Portanto, isso foi feito e está neste momento em vigor. Por exemplo, criei as condições para que a escola pública pudesse ter as condições para a oferta de ensino profissional, isso é algo que está consolidado. Onde poderia ter ido um pouco mais além, era na parte do estatuto da carreira de docente, quer em relação às progressões, quer em relação à própria dignificação do estatuto, que não tinha necessariamente a ver com os níveis salariais. Estava condicionado, a despesa estava completamente a disparar, a ministra das Finanças, Manuela Ferreira Leite, teve um papel fundamental e acho que também a ajudei um bocadinho nesse sentido. Já não pedia para descer a despesa, pedia para conter o crescimento da despesa. Havia esse condicionamento e isso, de alguma forma, foi conseguido através de ganhos de ordenamento da rede. Outra coisa que gostaria de ver era a revisão da própria lei de bases do sistema educativo, que vem de 1986 e ainda não foi alterada. Isto é, teve alterações pontuais e propostas do PS, viabilizadas pelo PS e pelo maior partido da oposição na altura, PSD. Apresentei, na altura, uma proposta para uma nova lei de bases para que pudesse orientar todas as políticas que viessem a seguir. Essa foi aquela que não consegui, não foi aprovada no parlamento, o PS acabou por se desvincular dessa revisão, embora tenham sempre acompanhado aquela proposta, mas como estávamos perto de eleições europeias, aquilo que aconteceu foi que se desvinculou à última da hora.
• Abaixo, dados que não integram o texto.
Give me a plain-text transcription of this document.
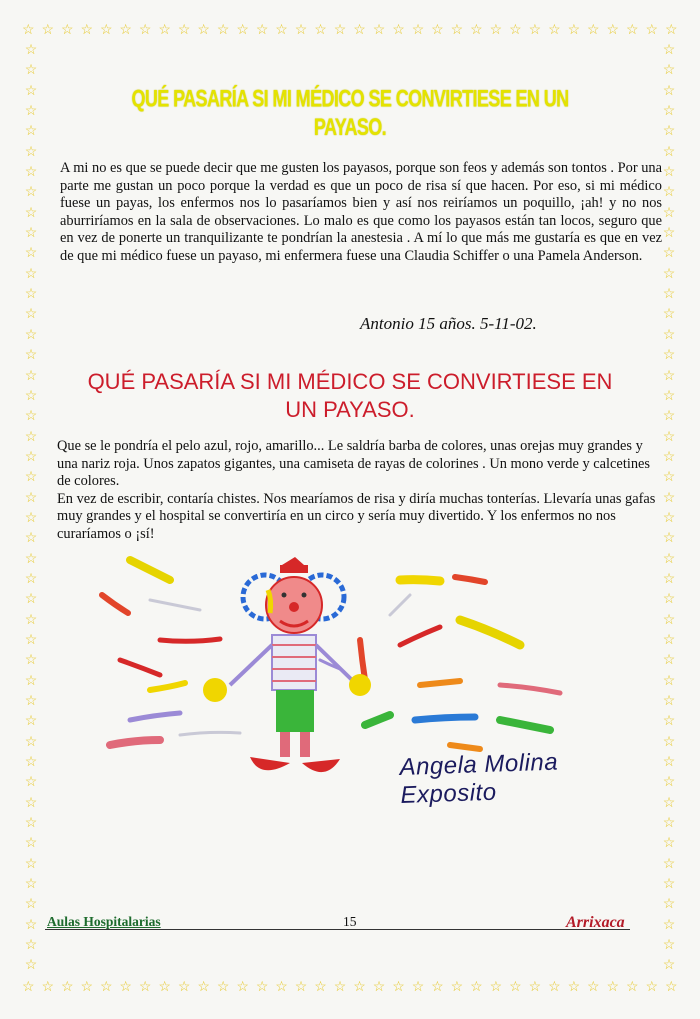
☆ ☆ ☆ ☆ ☆ ☆ ☆ ☆ ☆ ☆ ☆ ☆ ☆ ☆ ☆ ☆ ☆ ☆ ☆ ☆ ☆ ☆ ☆ ☆ ☆ ☆ ☆ ☆ ☆ ☆ ☆ ☆ ☆ ☆
☆ ☆ ☆ ☆ ☆ ☆ ☆ ☆ ☆ ☆ ☆ ☆ ☆ ☆ ☆ ☆ ☆ ☆ ☆ ☆ ☆ ☆ ☆ ☆ ☆ ☆ ☆ ☆ ☆ ☆ ☆ ☆ ☆ ☆
☆
☆
☆
☆
☆
☆
☆
☆
☆
☆
☆
☆
☆
☆
☆
☆
☆
☆
☆
☆
☆
☆
☆
☆
☆
☆
☆
☆
☆
☆
☆
☆
☆
☆
☆
☆
☆
☆
☆
☆
☆
☆
☆
☆
☆
☆
☆
☆
☆
☆
☆
☆
☆
☆
☆
☆
☆
☆
☆
☆
☆
☆
☆
☆
☆
☆
☆
☆
☆
☆
☆
☆
☆
☆
☆
☆
☆
☆
☆
☆
☆
☆
☆
☆
☆
☆
☆
☆
☆
☆
☆
☆
QUÉ PASARÍA SI MI MÉDICO SE CONVIRTIESE EN UN PAYASO.

A mi no es que se puede decir que me gusten los payasos, porque son feos y además son tontos . Por una parte me gustan un poco porque la verdad es que un poco de risa sí que hacen. Por eso, si mi médico fuese un payas, los enfermos nos lo pasaríamos bien y así nos reiríamos un poquillo, ¡ah! y no nos aburriríamos en la sala de observaciones. Lo malo es que como los payasos están tan locos, seguro que en vez de ponerte un tranquilizante te pondrían la anestesia . A mí lo que más me gustaría es que en vez de que mi médico fuese un payaso, mi enfermera fuese una Claudia Schiffer o una Pamela Anderson.

Antonio 15 años. 5-11-02.
QUÉ PASARÍA SI MI MÉDICO SE CONVIRTIESE EN UN PAYASO.
Que se le pondría el pelo azul, rojo, amarillo... Le saldría barba de colores, unas orejas muy grandes y una nariz roja. Unos zapatos gigantes, una camiseta de rayas de colorines . Un mono verde y calcetines de colores.
En vez de escribir, contaría chistes. Nos mearíamos de risa y diría muchas tonterías. Llevaría unas gafas muy grandes y el hospital se convertiría en un circo y sería muy divertido. Y los enfermos no nos curaríamos o ¡sí!
Angela Molina Exposito
Aulas Hospitalarias	15	Arrixaca
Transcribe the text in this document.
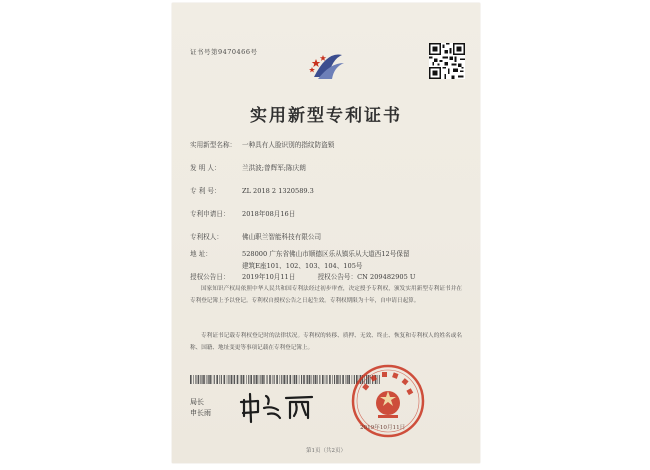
证书号第9470466号
实用新型专利证书
实用新型名称： 一种具有人脸识别的指纹防盗锁
发 明 人：	兰洪波;曾辉军;陈庆朗
专 利 号：	ZL 2018 2 1320589.3
专利申请日： 2018年08月16日
专利权人：	佛山职兰智能科技有限公司
地 址：	528000 广东省佛山市顺德区乐从镇乐从大道西12号保留
建筑E座101、102、103、104、105号
授权公告日： 2019年10月11日	授权公告号：CN 209482905 U
国家知识产权局依照中华人民共和国专利法经过初步审查，决定授予专利权，颁发实用新型专利证书并在专利登记簿上予以登记。专利权自授权公告之日起生效。专利权期限为十年，自申请日起算。
专利证书记载专利权登记时的法律状况。专利权的转移、质押、无效、终止、恢复和专利权人的姓名或名称、国籍、地址变更等事项记载在专利登记簿上。
局长
申长雨
2019年10月11日
第1页（共2页）
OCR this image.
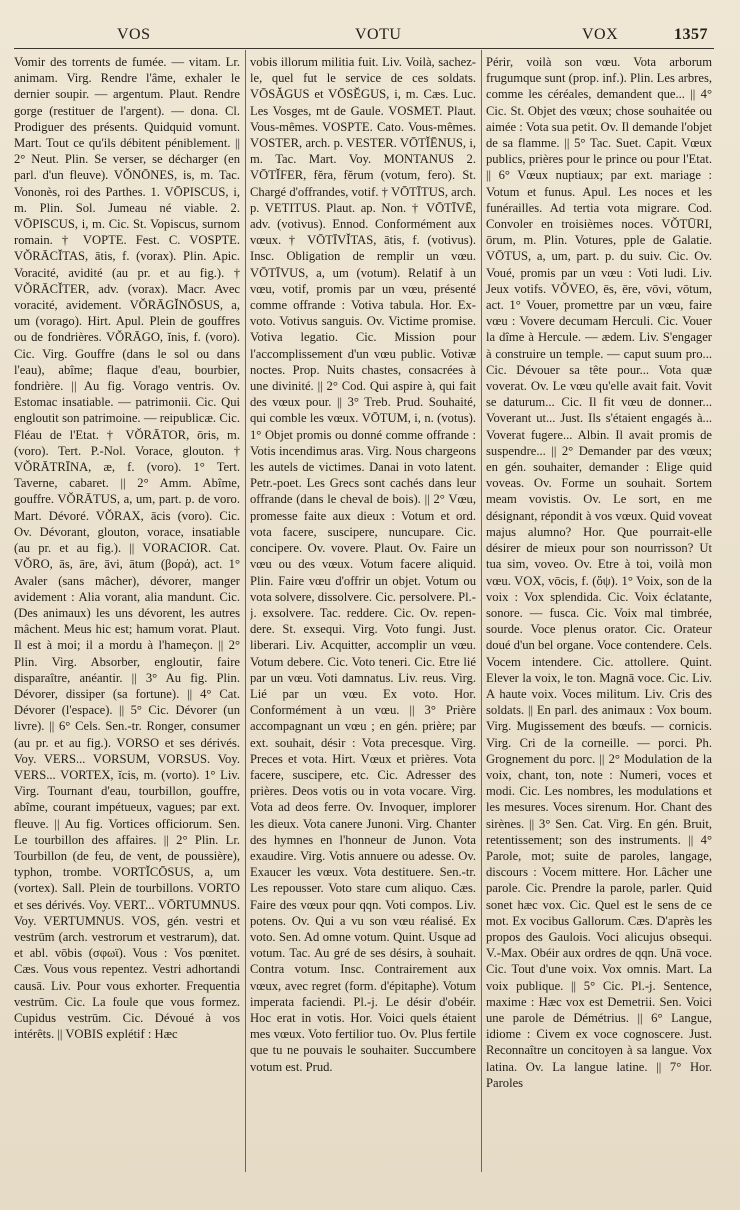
VOS	VOTU	VOX	1357

Vomir des torrents de fumée. — vitam. Lr. animam. Virg. Rendre l'âme, exhaler le dernier soupir. — argentum. Plaut. Rendre gorge (restituer de l'argent). — dona. Cl. Prodiguer des présents. Quidquid vomunt. Mart. Tout ce qu'ils débitent péniblement. || 2° Neut. Plin. Se verser, se décharger (en parl. d'un fleuve). VŎNŌNES, is, m. Tac. Vononès, roi des Parthes. 1. VŌPISCUS, i, m. Plin. Sol. Jumeau né viable. 2. VŌPISCUS, i, m. Cic. St. Vopiscus, surnom romain. † VOPTE. Fest. C. VOSPTE. VŎRĀCĬTAS, ātis, f. (vorax). Plin. Apic. Voracité, avidité (au pr. et au fig.). † VŎRĀCĬTER, adv. (vorax). Macr. Avec voracité, avidement. VŎRĀGĬNŌSUS, a, um (vorago). Hirt. Apul. Plein de gouffres ou de fondrières. VŎRĀGO, ĭnis, f. (voro). Cic. Virg. Gouffre (dans le sol ou dans l'eau), abîme; flaque d'eau, bourbier, fondrière. || Au fig. Vorago ventris. Ov. Estomac insatiable. — patrimonii. Cic. Qui engloutit son patrimoine. — reipublicæ. Cic. Fléau de l'Etat. † VŎRĀTOR, ōris, m. (voro). Tert. P.-Nol. Vorace, glouton. † VŎRĀTRĪNA, æ, f. (voro). 1° Tert. Taverne, cabaret. || 2° Amm. Abîme, gouffre. VŎRĀTUS, a, um, part. p. de voro. Mart. Dévoré. VŎRAX, ācis (voro). Cic. Ov. Dévorant, glouton, vorace, insatiable (au pr. et au fig.). || VORACIOR. Cat. VŎRO, ās, āre, āvi, ātum (βορά), act. 1° Avaler (sans mâcher), dévorer, manger avidement : Alia vorant, alia mandunt. Cic. (Des animaux) les uns dévorent, les autres mâchent. Meus hic est; hamum vorat. Plaut. Il est à moi; il a mordu à l'hameçon. || 2° Plin. Virg. Absorber, engloutir, faire disparaître, anéantir. || 3° Au fig. Plin. Dévorer, dissiper (sa fortune). || 4° Cat. Dévorer (l'espace). || 5° Cic. Dévorer (un livre). || 6° Cels. Sen.-tr. Ronger, consumer (au pr. et au fig.). VORSO et ses dérivés. Voy. VERS... VORSUM, VORSUS. Voy. VERS... VORTEX, ĭcis, m. (vorto). 1° Liv. Virg. Tournant d'eau, tourbillon, gouffre, abîme, courant impétueux, vagues; par ext. fleuve. || Au fig. Vortices officiorum. Sen. Le tourbillon des affaires. || 2° Plin. Lr. Tourbillon (de feu, de vent, de poussière), typhon, trombe. VORTĬCŌSUS, a, um (vortex). Sall. Plein de tourbillons. VORTO et ses dérivés. Voy. VERT... VŌRTUMNUS. Voy. VERTUMNUS. VOS, gén. vestri et vestrūm (arch. vestrorum et vestrarum), dat. et abl. vōbis (σφωϊ). Vous : Vos pœnitet. Cæs. Vous vous repentez. Vestri adhortandi causā. Liv. Pour vous exhorter. Frequentia vestrūm. Cic. La foule que vous formez. Cupidus vestrūm. Cic. Dévoué à vos intérêts. || VOBIS explétif : Hæc

vobis illorum militia fuit. Liv. Voilà, sachez-le, quel fut le service de ces soldats. VŌSĂGUS et VŌSĔGUS, i, m. Cæs. Luc. Les Vosges, mt de Gaule. VOSMET. Plaut. Vous-mêmes. VOSPTE. Cato. Vous-mêmes. VOSTER, arch. p. VESTER. VŌTĬĒNUS, i, m. Tac. Mart. Voy. MONTANUS 2. VŌTĬFER, fĕra, fĕrum (votum, fero). St. Chargé d'offrandes, votif. † VŌTĪTUS, arch. p. VETITUS. Plaut. ap. Non. † VŌTĪVĒ, adv. (votivus). Ennod. Conformément aux vœux. † VŌTĪVĬTAS, ātis, f. (votivus). Insc. Obligation de remplir un vœu. VŌTĪVUS, a, um (votum). Relatif à un vœu, votif, promis par un vœu, présenté comme offrande : Votiva tabula. Hor. Ex-voto. Votivus sanguis. Ov. Victime promise. Votiva legatio. Cic. Mission pour l'accomplissement d'un vœu public. Votivæ noctes. Prop. Nuits chastes, consacrées à une divinité. || 2° Cod. Qui aspire à, qui fait des vœux pour. || 3° Treb. Prud. Souhaité, qui comble les vœux. VŌTUM, i, n. (votus). 1° Objet promis ou donné comme offrande : Votis incendimus aras. Virg. Nous chargeons les autels de victimes. Danai in voto latent. Petr.-poet. Les Grecs sont cachés dans leur offrande (dans le cheval de bois). || 2° Vœu, promesse faite aux dieux : Votum et ord. vota facere, suscipere, nuncupare. Cic. concipere. Ov. vovere. Plaut. Ov. Faire un vœu ou des vœux. Votum facere aliquid. Plin. Faire vœu d'offrir un objet. Votum ou vota solvere, dissolvere. Cic. persolvere. Pl.-j. exsolvere. Tac. reddere. Cic. Ov. rependere. St. exsequi. Virg. Voto fungi. Just. liberari. Liv. Acquitter, accomplir un vœu. Votum debere. Cic. Voto teneri. Cic. Etre lié par un vœu. Voti damnatus. Liv. reus. Virg. Lié par un vœu. Ex voto. Hor. Conformément à un vœu. || 3° Prière accompagnant un vœu ; en gén. prière; par ext. souhait, désir : Vota precesque. Virg. Preces et vota. Hirt. Vœux et prières. Vota facere, suscipere, etc. Cic. Adresser des prières. Deos votis ou in vota vocare. Virg. Vota ad deos ferre. Ov. Invoquer, implorer les dieux. Vota canere Junoni. Virg. Chanter des hymnes en l'honneur de Junon. Vota exaudire. Virg. Votis annuere ou adesse. Ov. Exaucer les vœux. Vota destituere. Sen.-tr. Les repousser. Voto stare cum aliquo. Cæs. Faire des vœux pour qqn. Voti compos. Liv. potens. Ov. Qui a vu son vœu réalisé. Ex voto. Sen. Ad omne votum. Quint. Usque ad votum. Tac. Au gré de ses désirs, à souhait. Contra votum. Insc. Contrairement aux vœux, avec regret (form. d'épitaphe). Votum imperata faciendi. Pl.-j. Le désir d'obéir. Hoc erat in votis. Hor. Voici quels étaient mes vœux. Voto fertilior tuo. Ov. Plus fertile que tu ne pouvais le souhaiter. Succumbere votum est. Prud.

Périr, voilà son vœu. Vota arborum frugumque sunt (prop. inf.). Plin. Les arbres, comme les céréales, demandent que... || 4° Cic. St. Objet des vœux; chose souhaitée ou aimée : Vota sua petit. Ov. Il demande l'objet de sa flamme. || 5° Tac. Suet. Capit. Vœux publics, prières pour le prince ou pour l'Etat. || 6° Vœux nuptiaux; par ext. mariage : Votum et funus. Apul. Les noces et les funérailles. Ad tertia vota migrare. Cod. Convoler en troisièmes noces. VŎTŪRI, ōrum, m. Plin. Votures, pple de Galatie. VŌTUS, a, um, part. p. du suiv. Cic. Ov. Voué, promis par un vœu : Voti ludi. Liv. Jeux votifs. VŎVEO, ēs, ēre, vōvi, vōtum, act. 1° Vouer, promettre par un vœu, faire vœu : Vovere decumam Herculi. Cic. Vouer la dîme à Hercule. — ædem. Liv. S'engager à construire un temple. — caput suum pro... Cic. Dévouer sa tête pour... Vota quæ voverat. Ov. Le vœu qu'elle avait fait. Vovit se daturum... Cic. Il fit vœu de donner... Voverant ut... Just. Ils s'étaient engagés à... Voverat fugere... Albin. Il avait promis de suspendre... || 2° Demander par des vœux; en gén. souhaiter, demander : Elige quid voveas. Ov. Forme un souhait. Sortem meam vovistis. Ov. Le sort, en me désignant, répondit à vos vœux. Quid voveat majus alumno? Hor. Que pourrait-elle désirer de mieux pour son nourrisson? Ut tua sim, voveo. Ov. Etre à toi, voilà mon vœu. VOX, vōcis, f. (ὄψ). 1° Voix, son de la voix : Vox splendida. Cic. Voix éclatante, sonore. — fusca. Cic. Voix mal timbrée, sourde. Voce plenus orator. Cic. Orateur doué d'un bel organe. Voce contendere. Cels. Vocem intendere. Cic. attollere. Quint. Elever la voix, le ton. Magnā voce. Cic. Liv. A haute voix. Voces militum. Liv. Cris des soldats. || En parl. des animaux : Vox boum. Virg. Mugissement des bœufs. — cornicis. Virg. Cri de la corneille. — porci. Ph. Grognement du porc. || 2° Modulation de la voix, chant, ton, note : Numeri, voces et modi. Cic. Les nombres, les modulations et les mesures. Voces sirenum. Hor. Chant des sirènes. || 3° Sen. Cat. Virg. En gén. Bruit, retentissement; son des instruments. || 4° Parole, mot; suite de paroles, langage, discours : Vocem mittere. Hor. Lâcher une parole. Cic. Prendre la parole, parler. Quid sonet hæc vox. Cic. Quel est le sens de ce mot. Ex vocibus Gallorum. Cæs. D'après les propos des Gaulois. Voci alicujus obsequi. V.-Max. Obéir aux ordres de qqn. Unā voce. Cic. Tout d'une voix. Vox omnis. Mart. La voix publique. || 5° Cic. Pl.-j. Sentence, maxime : Hæc vox est Demetrii. Sen. Voici une parole de Démétrius. || 6° Langue, idiome : Civem ex voce cognoscere. Just. Reconnaître un concitoyen à sa langue. Vox latina. Ov. La langue latine. || 7° Hor. Paroles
E devo dizer que o meu interlocutor era o professor Augusto Santos Silva, uma pessoa que já conhecia há muitos anos. Foi o contexto político, demorámos muito tempo a debater as alterações à lei, nomeadamente naquilo que é a discussão aberta.

E hoje parece que estamos quase na mesma em relação a esses tempos.

Está praticamente na mesma.

No seu entender, qual tem sido o papel dos sindicatos?

Os sindicatos fazem aquilo que têm a fazer e em muitos deles fazem-no bem. Se estivesse no lugar deles, era capaz de fazer o mesmo, o papel deles é contestar as alterações que possam existir ou não. Podemos dizer que não gostamos do Mário Nogueira ou do João Dias da Silva, tudo bem, uma coisa são as relações pessoais, mas tenho de reconhecer que os sindicatos fazem o que têm a fazer. É o trabalho deles e da minha parte não ouvirão conselhos aos sindicatos, isso não faço. Agora, o problema é que, enquanto Mário Nogueira está à frente da FENPROF como presidente, antes disso era presidente do sindicato FENPROF centro, digamos assim, tem muitos anos disto. Já passou por não sei quantos ministros, mas eles mudam eternamente, mesmo que os mandatos tenham vindo a aumentar em termos médios. Mas da parte dos sindicatos, eles conhecem os dossiês, conhecem os pequenos pormenores, além de terem uma ligação muito estreita com a classe, têm sempre vantagem em relação a um ministro novo que chega.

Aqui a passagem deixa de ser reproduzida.